An algorithmic approach to diagnosis and management of portal biliopathy. CBD, common bile duct; IHBR, intrahepatic biliary radicles; USG, ultrasonogram; ALP, alkaline phosphatase; ERCP, endoscopic retrograde cholangiopathy; ⋆; rule out other causes of increased ALP.
Choledocholithiasis is a known complication of portal biliopathy. It was encountered in 17% of patients in the present study. Once stones produce obstruction or are detected otherwise, they can be safely removed by the use of endoscopic sphincterotomy.22,23 However, care should be taken while performing a sphincterotomy as large venous collaterals in the ampullary and juxta-ampullary area could be present and might carry a risk of bleeding associated with this procedure. However, we have not encountered any complications in the seven patients who had received sphincterotomy at our center (GB Pant Hospital). It is important to differentiate duodenal folds around the ampulla from collaterals before cutting the ampulla. There is no rationale of giving octreotide as a preventive therapy before sphincterotomy. The chances of bile duct stone recurrence are high because the primary obstructive bile duct lesions often persist.

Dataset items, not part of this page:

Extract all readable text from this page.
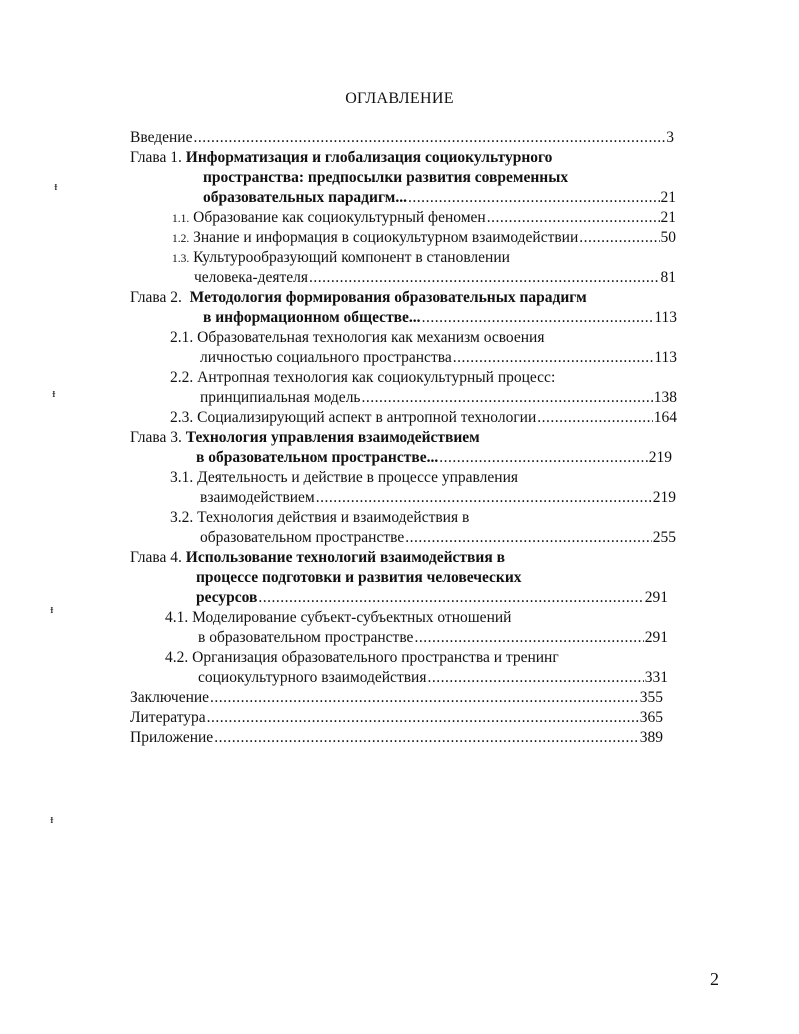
ОГЛАВЛЕНИЕ
Введение .....	3
Глава 1. Информатизация и глобализация социокультурного
пространства: предпосылки развития современных
образовательных парадигм... .....	21
1.1. Образование как социокультурный феномен .....	21
1.2. Знание и информация в социокультурном взаимодействии .....	50
1.3. Культурообразующий компонент в становлении
человека-деятеля .....	81
Глава 2. Методология формирования образовательных парадигм
в информационном обществе... .....	113
2.1. Образовательная технология как механизм освоения
личностью социального пространства .....	113
2.2. Антропная технология как социокультурный процесс:
принципиальная модель .....	138
2.3. Социализирующий аспект в антропной технологии .....	164
Глава 3. Технология управления взаимодействием
в образовательном пространстве... .....	219
3.1. Деятельность и действие в процессе управления
взаимодействием .....	219
3.2. Технология действия и взаимодействия в
образовательном пространстве .....	255
Глава 4. Использование технологий взаимодействия в
процессе подготовки и развития человеческих
ресурсов .....	291
4.1. Моделирование субъект-субъектных отношений
в образовательном пространстве .....	291
4.2. Организация образовательного пространства и тренинг
социокультурного взаимодействия .....	331
Заключение .....	355
Литература .....	365
Приложение .....	389
ᵻ
ᵻ
ᵻ
ᵻ
2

Sometimes, obstructive jaundice could be caused by a dominant stricture or significant abnormalities of the bile duct without any evidence of CBD stones. In such patients, the placement of a biliary stent with balloon dilation of the strictured segment of CBD is recommended. The stent often needs to be exchanged and sometimes, two or more stents need to be placed to keep the lumen patent.
In the presence of symptomatic biliary obstruction not amenable to endoscopic therapy, a portosystemic shunt is indicated.24–27 This may relieve the symptoms of biliary obstruction through portal decompression. Biliary tract surgery in the presence of portal hypertension is fraught with the danger of massive blood loss because of unavoidable damage to collaterals that are present in abundance in EHPVO patients.24 Hence, biliary surgery should always be preceded by a portocaval shunt. Following shunt surgery, changes of portal biliopathy have been shown to regress in most, but not all, patients. In a proportion of patients, bile duct changes persist25 and produce symptoms. If these changes get well established, surgery is probably of little consequence in reverting them. This necessitates a second stage surgery in the form of hepaticojejunostomy to relieve the biliary obstruction.28 This lends support to the hypothesis that ischemic changes of the bile duct are, in part, responsible for this condition.
In conclusion, patients with portal hypertension who have features of biliary obstruction (clinical, sonographic and or cholangiographic), portal biliopathy should be suspected as a possible diagnosis. The natural history of portal biliopathy is ill-defined and, as mentioned already, varies from an asymptomatic state to the development of various sequelae-like choledocholithiasis, cholangitis and secondary biliary cirrhosis. In a single institution (GB Pant Hospital) experience of a follow up of more than 6 years, two of 55 patients (4%) with EHPVO and portal biliopathy have succumbed to these sequelae. A high index of suspicion, an early diagnosis and clear treatment protocols would help in the better management of this often overlooked entity.